Dirty Projectors

Rise Above

(Dead Oceans; 2007)

By Christopher Alexander | 9 April 2007

So the short story is that Dave Longstreth, mastermind of Dirty Projectors, emerges on Rise Above as the answer to Pierre Menard. The titular character of Jorge Luis Borges’ story died before he could achieve his greatest dream: rewriting Don Quixote. Not merely copying the book, or stealing slash changing elements of it, Menard attempted to reproduce the novel as if it was his own, as if the exact same book could come from the hidden places his own work did. As told by his obituarist, it would’ve been Menard’s finest achievement. He quotes a passage of Cervantes’ original (“truth, whose mother is history”) and dismisses it as preposterous, then goes on to quote Menard’s passage, which is of course identical, as a “revelation.” The revelation is that the same sentiment could exist through four hundred years of Spanish-speaking history; of which, of course, the Quixote plays an integral part.

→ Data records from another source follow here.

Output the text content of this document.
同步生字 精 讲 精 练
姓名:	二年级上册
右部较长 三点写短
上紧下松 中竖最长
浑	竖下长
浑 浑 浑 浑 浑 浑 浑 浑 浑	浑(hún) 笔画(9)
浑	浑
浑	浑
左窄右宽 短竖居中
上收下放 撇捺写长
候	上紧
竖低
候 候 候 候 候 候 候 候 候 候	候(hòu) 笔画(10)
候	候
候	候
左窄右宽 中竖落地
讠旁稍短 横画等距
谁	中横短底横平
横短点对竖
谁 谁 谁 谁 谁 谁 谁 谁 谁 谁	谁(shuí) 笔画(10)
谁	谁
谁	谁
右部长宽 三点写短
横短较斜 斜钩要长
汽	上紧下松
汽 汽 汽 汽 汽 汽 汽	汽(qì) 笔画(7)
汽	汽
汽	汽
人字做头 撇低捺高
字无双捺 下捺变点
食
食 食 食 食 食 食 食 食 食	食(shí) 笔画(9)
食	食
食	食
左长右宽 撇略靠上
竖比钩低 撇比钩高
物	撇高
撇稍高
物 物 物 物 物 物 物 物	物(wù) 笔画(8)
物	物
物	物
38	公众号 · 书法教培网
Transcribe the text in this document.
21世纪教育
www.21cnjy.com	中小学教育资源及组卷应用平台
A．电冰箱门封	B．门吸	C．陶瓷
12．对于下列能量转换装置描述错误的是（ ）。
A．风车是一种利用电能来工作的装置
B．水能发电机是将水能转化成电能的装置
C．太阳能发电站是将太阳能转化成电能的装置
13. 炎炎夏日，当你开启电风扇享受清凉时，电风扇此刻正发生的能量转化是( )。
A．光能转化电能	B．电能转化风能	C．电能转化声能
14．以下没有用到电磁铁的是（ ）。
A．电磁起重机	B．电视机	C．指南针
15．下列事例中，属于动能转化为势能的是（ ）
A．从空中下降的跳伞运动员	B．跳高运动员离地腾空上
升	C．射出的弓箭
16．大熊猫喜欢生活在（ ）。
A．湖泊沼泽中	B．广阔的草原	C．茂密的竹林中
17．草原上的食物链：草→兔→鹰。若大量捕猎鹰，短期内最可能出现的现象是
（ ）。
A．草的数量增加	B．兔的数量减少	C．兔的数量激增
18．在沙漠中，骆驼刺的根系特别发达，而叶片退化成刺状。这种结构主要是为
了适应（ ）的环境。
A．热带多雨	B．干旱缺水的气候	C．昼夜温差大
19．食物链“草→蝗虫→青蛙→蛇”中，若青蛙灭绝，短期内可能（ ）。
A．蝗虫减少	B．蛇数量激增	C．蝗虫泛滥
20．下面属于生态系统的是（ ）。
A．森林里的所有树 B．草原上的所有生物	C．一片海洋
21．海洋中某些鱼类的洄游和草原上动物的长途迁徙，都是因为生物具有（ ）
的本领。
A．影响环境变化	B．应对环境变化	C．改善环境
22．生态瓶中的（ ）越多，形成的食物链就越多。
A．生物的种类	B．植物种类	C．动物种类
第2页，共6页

There’s a lot to unpack in Borges, but one of the key questions posed is the difficulty of creation in a world suffocated by masterpieces. Don Quixote is no longer recognized as a novel of longing, fighting, romance, and foolhardy stoicism; rather, it’s the subject of patriotic toasts, its status as icon reinforced in a centuries-long echo chamber. Temporal reaction to it is beside the point; advocating or dismissing it almost becomes a political act. It becomes subject only to veneration or blasphemy, and is therefore dead. Borges suggestion, it seems, is that one way to combat it—to destroy it and therefore revive it—is to rewrite the book completely, if only to throw it in the face of the patriotic set, and restore the power the work holds.

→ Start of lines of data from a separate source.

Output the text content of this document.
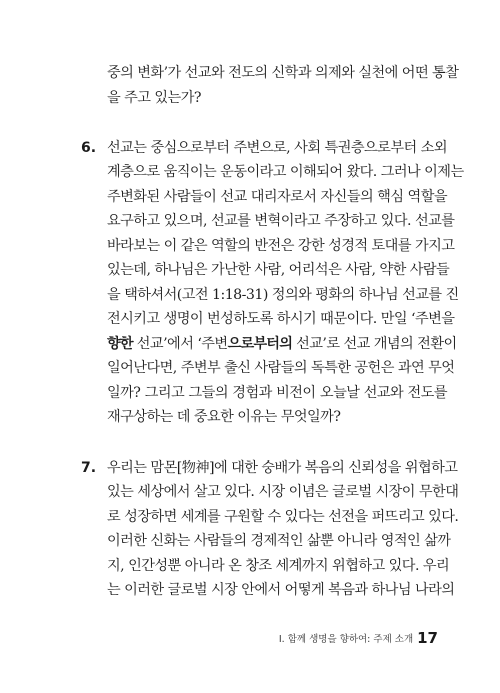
중의 변화’가 선교와 전도의 신학과 의제와 실천에 어떤 통찰
을 주고 있는가?
6. 선교는 중심으로부터 주변으로, 사회 특권층으로부터 소외
계층으로 움직이는 운동이라고 이해되어 왔다. 그러나 이제는
주변화된 사람들이 선교 대리자로서 자신들의 핵심 역할을
요구하고 있으며, 선교를 변혁이라고 주장하고 있다. 선교를
바라보는 이 같은 역할의 반전은 강한 성경적 토대를 가지고
있는데, 하나님은 가난한 사람, 어리석은 사람, 약한 사람들
을 택하셔서(고전 1:18-31) 정의와 평화의 하나님 선교를 진
전시키고 생명이 번성하도록 하시기 때문이다. 만일 ‘주변을
향한 선교’에서 ‘주변으로부터의 선교’로 선교 개념의 전환이
일어난다면, 주변부 출신 사람들의 독특한 공헌은 과연 무엇
일까? 그리고 그들의 경험과 비전이 오늘날 선교와 전도를
재구상하는 데 중요한 이유는 무엇일까?
7. 우리는 맘몬[物神]에 대한 숭배가 복음의 신뢰성을 위협하고
있는 세상에서 살고 있다. 시장 이념은 글로벌 시장이 무한대
로 성장하면 세계를 구원할 수 있다는 선전을 퍼뜨리고 있다.
이러한 신화는 사람들의 경제적인 삶뿐 아니라 영적인 삶까
지, 인간성뿐 아니라 온 창조 세계까지 위협하고 있다. 우리
는 이러한 글로벌 시장 안에서 어떻게 복음과 하나님 나라의
I. 함께 생명을 향하여: 주제 소개 17
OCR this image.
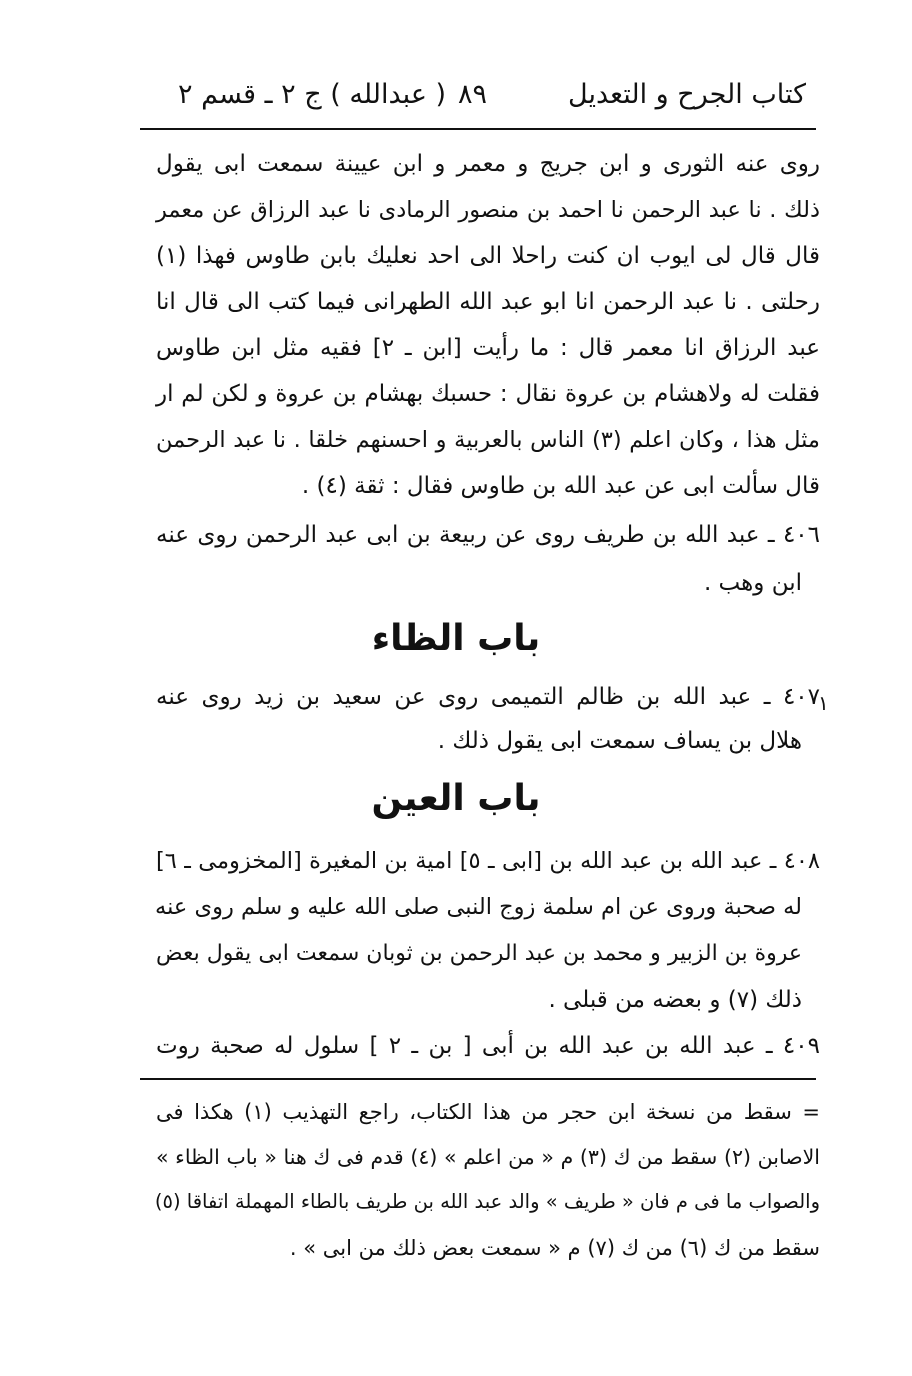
كتاب الجرح و التعديل
٨٩
( عبدالله ) ج ٢ ـ قسم ٢
روى عنه الثورى و ابن جريج و معمر و ابن عيينة سمعت ابى يقول
ذلك . نا عبد الرحمن نا احمد بن منصور الرمادى نا عبد الرزاق عن معمر
قال قال لى ايوب ان كنت راحلا الى احد نعليك بابن طاوس فهذا (١)
رحلتى . نا عبد الرحمن انا ابو عبد الله الطهرانى فيما كتب الى قال انا
عبد الرزاق انا معمر قال : ما رأيت [ابن ـ ٢] فقيه مثل ابن طاوس
فقلت له ولاهشام بن عروة نقال : حسبك بهشام بن عروة و لكن لم ار
مثل هذا ، وكان اعلم (٣) الناس بالعربية و احسنهم خلقا . نا عبد الرحمن
قال سألت ابى عن عبد الله بن طاوس فقال : ثقة (٤) .
٤٠٦ ـ عبد الله بن طريف روى عن ربيعة بن ابى عبد الرحمن روى عنه
ابن وهب .
باب الظاء
١
٤٠٧ ـ عبد الله بن ظالم التميمى روى عن سعيد بن زيد روى عنه
هلال بن يساف سمعت ابى يقول ذلك .
باب العين
٤٠٨ ـ عبد الله بن عبد الله بن [ابى ـ ٥] امية بن المغيرة [المخزومى ـ ٦]
له صحبة وروى عن ام سلمة زوج النبى صلى الله عليه و سلم روى عنه
عروة بن الزبير و محمد بن عبد الرحمن بن ثوبان سمعت ابى يقول بعض
ذلك (٧) و بعضه من قبلى .
٤٠٩ ـ عبد الله بن عبد الله بن أبى [ بن ـ ٢ ] سلول له صحبة روت
= سقط من نسخة ابن حجر من هذا الكتاب، راجع التهذيب (١) هكذا فى
الاصابن (٢) سقط من ك (٣) م « من اعلم » (٤) قدم فى ك هنا « باب الظاء »
والصواب ما فى م فان « طريف » والد عبد الله بن طريف بالطاء المهملة اتفاقا (٥)
سقط من ك (٦) من ك (٧) م « سمعت بعض ذلك من ابى » .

So I think Longstreth imagines that somewhere, Borges is smiling at his latest creation, a re-imagining of Black Flag’s canonical 1981 album Damaged. In all likelihood, though, he would probably only get as far as the 1:31 mark in opener “What I See,” where loud, dissonant guitar gives way to Kurt Weill-influenced woodwinds. Then he would wish he were deaf, rather than blind. Still, I think his idea is the same, and well intentioned: Damaged has become, in some circles, as copied and blown out as any Beatles or Elvis Presley song. It is impossible to hear it as the revolutionary flash it truly was with the echo of any number of thuggish bands’ ringing in your ears. Black Flag existed as a reaction to Southern Californian anomie, of a youth culture that took its turns from rock bands that were ten years old; any basement in any college town in America boasts the same poses found on this twenty-six year old album. So to revive it, Longstreth must first destroy it. Rise Above shares song titles and snatches of lyrics with its fore bearer, but nothing else.

I’m sure I’m on the wrong track, but I can’t help it: most of the album is so resolutely sunny and full of good humor. Exhibit A: they pull a neat musical gag with the vocal arrangement of “What I See.” Black Flag’s original was a masterpiece of blind, contradictory teenage range, told with all the subtlety of a Monster Truck Rally: “I want to live! I wish I was dead!” The Projectors make a repetition of “I want to live” into a constant rhythmic whirr, reliable as a fan blade, then two measures later, “I wish I was dead,” which has a more syncopated, oddball phrasing. The contradiction is both more apparent in the phraseology, but more subtle in keeping with the theme of the quasi-reggae beat behind them. For this song and others like it, Rise Above reads more like a commentary on Black Flag’s posthumous audience than revitalization. This is given more credence for the fact that the Dirty Projectors have tweaked a few of the right beaks for their impudence. For that measure, it’s a fair question to ask if the smoldering cul-de-sac of hardcore is upset because of their insufficient reverence to the punk rock shibboleth or if, one suspects, its existence is some sort of cosmic mirror. The joke being that Damaged has actually been rewritten countless times by some of their number.

Of course, that’s not really any worse than some of the albums in our archives that are rehashes of In the Aeroplane Under the Sea (1998) or Doolittle (1989). Which is why, finally, I’m taking a pass at grading Rise Above, even though at times it’s quite pleasant, musical and obviously accomplished, more so than any Dirty Projectors album I’ve yet heard. This could be the reviewer’s fault—unable to escape the penumbra of Damaged, even if I long to pop the air out of the zeppelin. Ultimately, I just can’t see this album in terms other than its conceit. In their attempt to give an album back its vitality, to render something that has been endlessly discussed and reified enjoyable again, they have made an album designed only to be discussed. It appeals only to the intellect, and to quote Borges again, “there is no exercise of the intellect which is not, in the final analysis, useless.”